La Police économique d’Antananarivo estime qu’un dossier sur cinq concerne la revente frauduleuse de biens déjà cédés. Les victimes peinent à obtenir réparation.

Le tribunal d’Anosy annonce ce jeudi le verdict  du procès d’un stellionat.

Une recrudescence des affaires de stellionat - une pratique assimilée à une double vente, où un bien déjà cédé est revendu à une autre personne - est observée dans la capitale. Selon les données de la Police économique d’Antananarivo, environ 20 % des dossiers traités concernent ce type d’escroquerie.

« Les auteurs sont souvent des habitués de la fraude, cherchant à tirer profit par la tromperie et la répétition des manœuvres », explique la police.

Un dossier récent illustre cette tendance. Une femme âgée aurait acquis un terrain de 1 100 m² pour un montant convenu de trente millions d’ariary. L’acte de vente signé en septembre 2024 ne mentionnait pourtant que huit millions, présentés comme une facilité administrative.

La mutation promise n’a jamais été réalisée et le terrain aurait été revendu à plusieurs reprises en 2025. La victime n’aurait pas récupéré son argent et sa famille a porté plainte. 

Procès

L’affaire a conduit à l’arrestation du vendeur début mai 2026, suivie d’une mise en détention préventive puis d’un placement sous contrôle judiciaire. Le procès s’est ouvert le 18 mai et le verdict est attendu aujourd’hui.

De son côté, la partie adverse rejette les accusations, qu’elle qualifie de diffamatoires.
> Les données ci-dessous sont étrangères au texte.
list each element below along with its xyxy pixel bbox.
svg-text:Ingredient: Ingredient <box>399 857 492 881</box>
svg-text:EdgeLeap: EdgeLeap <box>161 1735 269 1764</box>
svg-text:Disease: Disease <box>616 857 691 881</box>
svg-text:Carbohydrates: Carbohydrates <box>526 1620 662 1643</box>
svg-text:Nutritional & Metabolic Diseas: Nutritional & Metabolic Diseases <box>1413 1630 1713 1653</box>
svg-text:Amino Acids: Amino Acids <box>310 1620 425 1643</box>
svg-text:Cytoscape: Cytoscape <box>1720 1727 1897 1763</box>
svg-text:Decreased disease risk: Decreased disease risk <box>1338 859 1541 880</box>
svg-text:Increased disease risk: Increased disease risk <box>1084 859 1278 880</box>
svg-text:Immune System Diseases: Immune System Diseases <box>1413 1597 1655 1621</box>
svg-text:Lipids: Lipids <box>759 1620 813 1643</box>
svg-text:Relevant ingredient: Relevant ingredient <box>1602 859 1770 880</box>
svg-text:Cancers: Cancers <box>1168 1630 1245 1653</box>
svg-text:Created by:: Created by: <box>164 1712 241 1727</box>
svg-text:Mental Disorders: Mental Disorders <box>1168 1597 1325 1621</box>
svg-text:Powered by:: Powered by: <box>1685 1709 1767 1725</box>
Elle affirme qu’un acheteur avait acquis un terrain pour soixante-six millions d’ariary, avec un premier versement de dix millions avant l’acte de vente. Lors de la formalisation, seuls huit millions auraient été remis, le reste n’ayant jamais été payé.

Selon sa version des faits, l’acheteur aurait ensuite demandé à revendre le terrain en raison de difficultés financières, et un remboursement partiel aurait été convenu. Des versements ont été effectués en octobre et novembre 2025, mais un solde serait resté impayé. L’affaire a été relancée en janvier et transmise au parquet début mai. Le prévenu, d’abord placé sous mandat de dépôt, a bénéficié d’un contrôle judiciaire après l’opposition formulée par son avocat.

Ce dossier illustre la complexité des affaires de stellionat, où les versions des plaignants et des auteurs présumés divergent, tandis que la Police économique alerte sur l’ampleur croissante de ce phénomène.